The best time to start investing for your child is before they’re even born. The second best time is today.
When You Should Start Investing for Your Child
Time is one of the most powerful advantages in investing.
This does not mean parents should feel pressured to start investing the moment a child is born. Every family has different financial responsibilities and priorities. But the earlier investing begins, the more time the money has to grow.
For example, imagine a parent starts investing N20,000 each month when their child is five years old. Over the next 13 to 15 years, those regular contributions have time to grow to N8.3 million. This is the power of compound interest.
Waiting until the child is much older shortens that window.
But starting early is not only about maximizing growth. It also creates more opportunities to involve the child in the process as they grow older.
A young child may not fully understand investing yet. But as they reach their teenage years, parents can begin explaining how the investment works, what it represents, and why patience matters.
By the time the child becomes a young adult, they may already have years of exposure to these ideas.
Of course, some parents may not be able to start investing until their child is older. That is perfectly okay. The most important step is simply to start.
Even a few years of consistent investing can still make a meaningful difference.

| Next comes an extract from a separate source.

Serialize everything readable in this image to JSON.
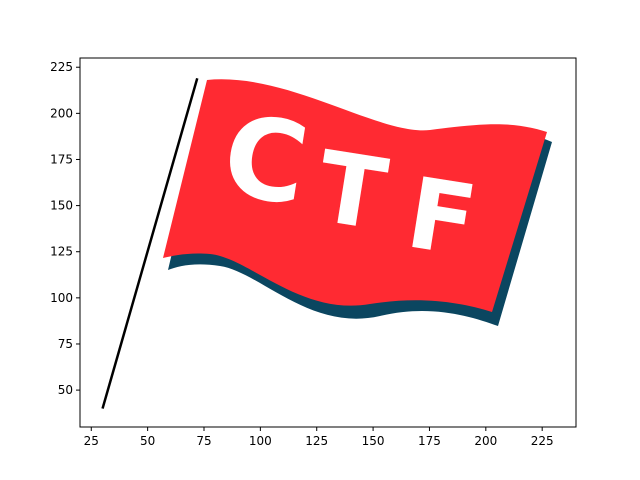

Parents should also consider their own financial stability before starting. It is important to have basic financial foundations in place, such as emergency savings. Investing for your child should not come at the cost of financial stress for the household.
The goal is balance.
If you are financially stable and able to set aside a small amount regularly, starting earlier gives your child the greatest advantage. But if you are starting later, consistency can still help you build something valuable over time.